Note: Replace <*-ip> placeholders with your actual Management VLAN addresses. Internal IPs are kept out of public documentation.

Custom Exporters

Frigate Exporter

A custom Python exporter scrapes the Frigate API (/api/stats) and exposes metrics on port 9102:

  • frigate_camera_fps — FPS per camera per stream role
  • frigate_detection_fps — Detection frames per second
  • frigate_detector_inference_speed_ms — AI inference latency
  • frigate_cpu_usage / frigate_mem_usage — Resource consumption
  • frigate_up — Service availability

Blackbox Exporter

ICMP ping monitoring for all 4 cameras on the IoT VLAN. Tracks reachability and latency — useful for detecting camera drops or PoE switch issues.

SNMP Exporter

Monitors UniFi switches and access points via SNMP v2c. SNMP is enabled globally via the UniFi controller's CyberSecure settings (not per-device). Four devices respond: USW-Lite-16-PoE, USW-Lite-8-PoE, and both NanoHD APs.

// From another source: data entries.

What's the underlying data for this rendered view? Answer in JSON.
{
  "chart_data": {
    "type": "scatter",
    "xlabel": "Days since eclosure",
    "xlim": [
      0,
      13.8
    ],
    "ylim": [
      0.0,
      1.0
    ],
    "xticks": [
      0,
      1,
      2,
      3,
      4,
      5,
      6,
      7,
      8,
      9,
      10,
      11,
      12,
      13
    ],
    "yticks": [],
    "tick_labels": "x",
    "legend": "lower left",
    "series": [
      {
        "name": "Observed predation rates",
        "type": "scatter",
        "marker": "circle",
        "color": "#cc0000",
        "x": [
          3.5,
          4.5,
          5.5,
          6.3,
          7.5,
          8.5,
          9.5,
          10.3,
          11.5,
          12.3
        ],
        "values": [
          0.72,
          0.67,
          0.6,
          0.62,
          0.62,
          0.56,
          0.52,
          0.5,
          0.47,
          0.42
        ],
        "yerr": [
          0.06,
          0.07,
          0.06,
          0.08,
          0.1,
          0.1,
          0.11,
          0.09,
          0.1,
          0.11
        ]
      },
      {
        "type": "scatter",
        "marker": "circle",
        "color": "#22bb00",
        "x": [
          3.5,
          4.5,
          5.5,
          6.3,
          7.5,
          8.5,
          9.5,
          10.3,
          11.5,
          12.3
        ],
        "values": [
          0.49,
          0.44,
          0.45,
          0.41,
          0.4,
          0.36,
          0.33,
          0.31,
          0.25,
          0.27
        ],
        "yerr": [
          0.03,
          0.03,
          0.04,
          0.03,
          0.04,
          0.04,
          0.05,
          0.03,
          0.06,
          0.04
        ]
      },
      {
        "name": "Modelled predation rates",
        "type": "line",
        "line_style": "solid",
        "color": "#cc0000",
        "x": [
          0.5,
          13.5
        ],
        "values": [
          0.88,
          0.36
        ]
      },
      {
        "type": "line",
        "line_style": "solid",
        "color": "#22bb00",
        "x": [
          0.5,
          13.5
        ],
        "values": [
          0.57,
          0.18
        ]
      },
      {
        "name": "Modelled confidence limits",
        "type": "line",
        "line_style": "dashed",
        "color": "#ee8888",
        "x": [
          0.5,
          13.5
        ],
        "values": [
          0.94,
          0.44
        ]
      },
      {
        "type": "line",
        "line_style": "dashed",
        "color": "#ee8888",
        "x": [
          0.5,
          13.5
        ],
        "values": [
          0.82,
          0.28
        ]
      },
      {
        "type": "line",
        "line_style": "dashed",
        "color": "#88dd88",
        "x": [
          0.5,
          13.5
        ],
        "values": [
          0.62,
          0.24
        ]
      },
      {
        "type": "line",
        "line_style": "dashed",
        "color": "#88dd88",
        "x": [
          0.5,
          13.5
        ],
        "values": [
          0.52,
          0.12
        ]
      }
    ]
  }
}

The USW Flex Mini 2.5G is excluded by the controller (no SNMP support).

Grafana Dashboards

Two primary dashboards:

  • GoozLab Command Center (v2): Infrastructure overview with Proxmox compute, NAS storage, OPNsense memory, Frigate camera health, network throughput, and service uptime
  • GoozLab Freedom Fleet: Conduit fleet system health (CPU, RAM, disk per node), app metrics (connected clients, data transferred, broker announcements), fleet status table

Additional community dashboards:

  • Node Exporter Full (Dashboard ID: 1860) — CPU, RAM, disk, network for Linux hosts
  • Custom panels for Home Assistant solar metrics (pending prometheus filter configuration)

Uptime Kuma

Monitors service availability with HTTP, TCP, and ping checks for all critical services including OPNsense, all three Proxmox nodes, NAS, UniFi controller, Grafana, Frigate, Home Assistant, and all Caddy-fronted services.

What To Monitor

At minimum, set up alerts for:

  1. Disk usage >80% on any host — especially the NAS and Proxmox nodes
  2. RAM usage >90% — containers will get OOM-killed
  3. Service down — Uptime Kuma pings for every critical service
  4. RAID degradation — monitor mdstat on the Pi NAS
  5. Conduit fleet health — connected clients, broker announcements, node availability
  6. Camera reachability — Blackbox exporter ICMP checks